A este respeito, citou a exortação apostólica Querida Amazónia do Papa Francisco, recordando que a missão da Igreja é proclamar “um Deus que ama infinitamente cada ser humano, um amor que Ele manifestou plenamente em Cristo”.

‘Algo novo está a nascer’

Os participantes na sexta assembleia da CEAMA escolheram como tema um versículo do profeta Isaías: “Eis que faço uma coisa nova: já está a brotar, não a reconheceis?” (Is 43,19).

O Papa revisitou esta imagem para destacar o processo atualmente em curso na Igreja amazónica. “É verdade: Algo novo está a nascer; ainda é frágil, mas já está em processo”, afirmou.

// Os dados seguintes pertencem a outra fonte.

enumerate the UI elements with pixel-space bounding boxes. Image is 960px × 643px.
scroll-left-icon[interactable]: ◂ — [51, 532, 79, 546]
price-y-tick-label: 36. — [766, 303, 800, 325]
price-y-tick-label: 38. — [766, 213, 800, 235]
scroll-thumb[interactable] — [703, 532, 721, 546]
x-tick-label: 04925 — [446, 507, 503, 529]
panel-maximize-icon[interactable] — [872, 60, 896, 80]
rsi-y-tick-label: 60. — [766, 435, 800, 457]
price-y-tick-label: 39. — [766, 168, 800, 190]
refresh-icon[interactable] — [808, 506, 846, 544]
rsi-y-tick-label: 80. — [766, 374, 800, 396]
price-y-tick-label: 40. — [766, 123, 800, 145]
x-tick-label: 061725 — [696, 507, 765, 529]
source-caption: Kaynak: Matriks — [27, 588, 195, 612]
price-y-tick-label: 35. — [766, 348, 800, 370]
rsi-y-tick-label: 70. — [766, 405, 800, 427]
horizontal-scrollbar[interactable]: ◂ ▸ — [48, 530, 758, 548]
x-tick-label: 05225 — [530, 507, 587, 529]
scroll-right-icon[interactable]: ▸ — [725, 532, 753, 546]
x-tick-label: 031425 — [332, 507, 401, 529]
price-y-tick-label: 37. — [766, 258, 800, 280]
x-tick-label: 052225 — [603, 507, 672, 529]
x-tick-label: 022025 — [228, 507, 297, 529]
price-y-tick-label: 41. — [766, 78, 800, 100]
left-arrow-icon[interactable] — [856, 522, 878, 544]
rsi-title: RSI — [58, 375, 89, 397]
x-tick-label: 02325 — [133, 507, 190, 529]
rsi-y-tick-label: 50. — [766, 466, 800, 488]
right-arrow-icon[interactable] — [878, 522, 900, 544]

Para ilustrar este ponto, recorreu à imagem do “shihuahuaco” – conhecido como o “gigante da selva” – uma árvore que cresce lentamente, mas pode viver mais de mil anos e tornar-se um ecossistema por si só, servindo de santuário para numerosas espécies.

Através desta metáfora, o Papa explicou que a Igreja deve “ser um sinal de unidade na diversidade e um porto seguro que gera e protege a vida”.

Além disso, notou que o contexto atual exige uma “resposta adequada aos numerosos desafios sociais, ambientais, culturais e eclesiais que persistem na Amazónia – uma região ameaçada por situações de abuso e exploração”. Neste contexto, fez referência à flor-da-paixão, “cuja forma distintiva faz uma alusão marcante à paixão de Cristo” e que os participantes escolheram como símbolo da assembleia.

“Representa o papel profético da Igreja e de todos os seus membros – cada um de acordo com a sua própria missão: proclamar o ‘kerygma’ [mensagem do Evangelho] e a nova vida em Cristo, acompanhar os que sofrem e salvaguardar a criação e o respeito pela vida em todas as suas formas, especialmente a vida humana”, declarou.

Uma Igreja com rosto amazónico

Outro objetivo da conferência eclesial, que celebra o seu quinto aniversário, é avançar para a construção de uma Igreja com um “rosto amazónico”, uma das grandes aspirações que emergiu durante o Sínodo dos Bispos para a região Pan-Amazónica.

Segundo o Santo Padre, este processo é alcançado através da inculturação da fé, que permite à Igreja enriquecer-se com novas expressões culturais e manifestar o mistério de Cristo com maior plenitude.

No entanto, advertiu que se trata de um caminho exigente. “A inculturação é um caminho difícil, mas necessário”, afirmou, encorajando os participantes a “abraçar corajosamente a novidade do Espírito, capaz de criar sempre algo novo com o tesouro inesgotável de Jesus Cristo”.

No final da sua mensagem, o Papa Leão XIV encorajou as comunidades amazónicas a continuarem a fortalecer a identidade de discípulos missionários na região, recordando o testemunho de tantos homens e mulheres que deram a sua vida pelo Evangelho naqueles territórios.

“Encorajo-vos a avançar juntos – pastores e fiéis – no fortalecimento da identidade de discípulos missionários na Amazónia. Continuai a semear no sulco que foi regado até com o sangue de tantos homens e mulheres que vos precederam, e que, unidos à paixão de Cristo, se tornaram a raiz de uma ‘árvore gigante’ que cresce na Amazónia”, disse o pontífice.